Friday 10 December 2010

Government meddling in private pensions

The Telegraph reports,
Millions of baby boomers now have just a 10-year period in which they can either make or break their retirement plans.

According to new research, seen exclusively by The Sunday Telegraph, only one in four fiftysomethings is financially prepared for retirement and one third have no retirement savings at all.
...
many have seen their pensions and savings squeezed from all sides: company pension schemes have cut back while the value of the state pension has fallen.

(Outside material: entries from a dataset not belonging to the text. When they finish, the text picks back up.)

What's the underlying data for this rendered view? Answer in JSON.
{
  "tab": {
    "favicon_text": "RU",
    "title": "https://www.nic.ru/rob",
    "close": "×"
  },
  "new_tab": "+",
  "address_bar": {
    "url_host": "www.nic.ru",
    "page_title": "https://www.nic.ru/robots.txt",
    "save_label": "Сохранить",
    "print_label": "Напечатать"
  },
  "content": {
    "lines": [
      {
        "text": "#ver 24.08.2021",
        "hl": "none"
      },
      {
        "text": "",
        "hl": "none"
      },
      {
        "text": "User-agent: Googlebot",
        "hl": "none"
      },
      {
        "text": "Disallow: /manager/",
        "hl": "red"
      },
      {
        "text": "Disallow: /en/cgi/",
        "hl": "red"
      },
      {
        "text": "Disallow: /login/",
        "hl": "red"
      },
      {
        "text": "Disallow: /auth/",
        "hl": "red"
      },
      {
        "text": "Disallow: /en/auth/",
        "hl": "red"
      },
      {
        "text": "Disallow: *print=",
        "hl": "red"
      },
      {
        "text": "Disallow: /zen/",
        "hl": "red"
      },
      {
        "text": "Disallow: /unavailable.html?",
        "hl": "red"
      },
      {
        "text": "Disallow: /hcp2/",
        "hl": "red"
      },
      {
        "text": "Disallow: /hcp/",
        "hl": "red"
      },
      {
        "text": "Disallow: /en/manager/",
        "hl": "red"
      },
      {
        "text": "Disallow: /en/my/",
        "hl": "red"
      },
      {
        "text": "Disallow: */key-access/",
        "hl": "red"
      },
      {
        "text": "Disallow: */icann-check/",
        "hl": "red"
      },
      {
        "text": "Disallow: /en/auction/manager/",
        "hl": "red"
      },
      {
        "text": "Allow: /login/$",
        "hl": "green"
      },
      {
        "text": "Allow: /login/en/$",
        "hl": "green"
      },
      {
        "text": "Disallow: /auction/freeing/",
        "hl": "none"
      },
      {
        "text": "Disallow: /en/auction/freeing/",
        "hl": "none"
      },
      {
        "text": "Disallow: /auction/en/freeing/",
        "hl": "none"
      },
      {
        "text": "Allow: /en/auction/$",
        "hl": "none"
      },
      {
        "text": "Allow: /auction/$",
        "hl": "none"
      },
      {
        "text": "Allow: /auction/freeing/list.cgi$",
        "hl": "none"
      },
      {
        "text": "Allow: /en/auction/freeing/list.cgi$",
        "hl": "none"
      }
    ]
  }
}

But it is private savings that have been hardest hit: those in this age group have suffered a toxic mix of poor investment returns, rock-bottom interest rates and ever-declining annuity rates, so even those who manage to build a decent pension fund find that it secures a smaller income in retirement. MetLife's survey showed that those in their fifties were on average hoping to retire on an income of £18,100 a year.
Things aren't likely to get better. According to research by The Independent in 2007,
Mr Brown's 1997 decision to tax dividends paid into pension funds will have far greater consequences than previously thought.
...
The accountants also concluded that the 25-year-old would receive £6,000 less in annual pension payments on retirement, while the 35-year-old would see his pension reduced by £5,000 per year.

Even taking into account future inflation of 2 per cent per year, the reduction in the size of the two pension funds would be £60,000 for the 25-year-old and £57,000 for the 35-year-old.

Prior to 1997, for every £80 of dividends received by a pension fund, a further rebate of £20 would be received by the fund from the Inland Revenue.

When Labour came to power in 1997, pension funds rarely showed a deficit and looked ripe for taxation.

Mr Brown is set to retire on a guaranteed pension of at least £100,000 a year, thanks to the generous final-salary pension scheme enjoyed by MPs.
Relentless taxation, inflation, and interest rate manipulation has left pensioners reliant on a wide range of complicated benefits, such as free bus passes and winter fuel allowance. If these people had simply been allowed to keep more of their own hard earned wealth, they would be self sufficient. Instead, they rely on current taxpayers.

Gordon Kerr has a written a great article for the Cobden Centre opposing government intervention in the pensions system.
When will our new leaders stop following in the footsteps of the Old Labour belief that the Government can regulate and legislate to fix the economy? Does our Government believe that the best of all worlds is one in which a civil servant interferes in every limb of business?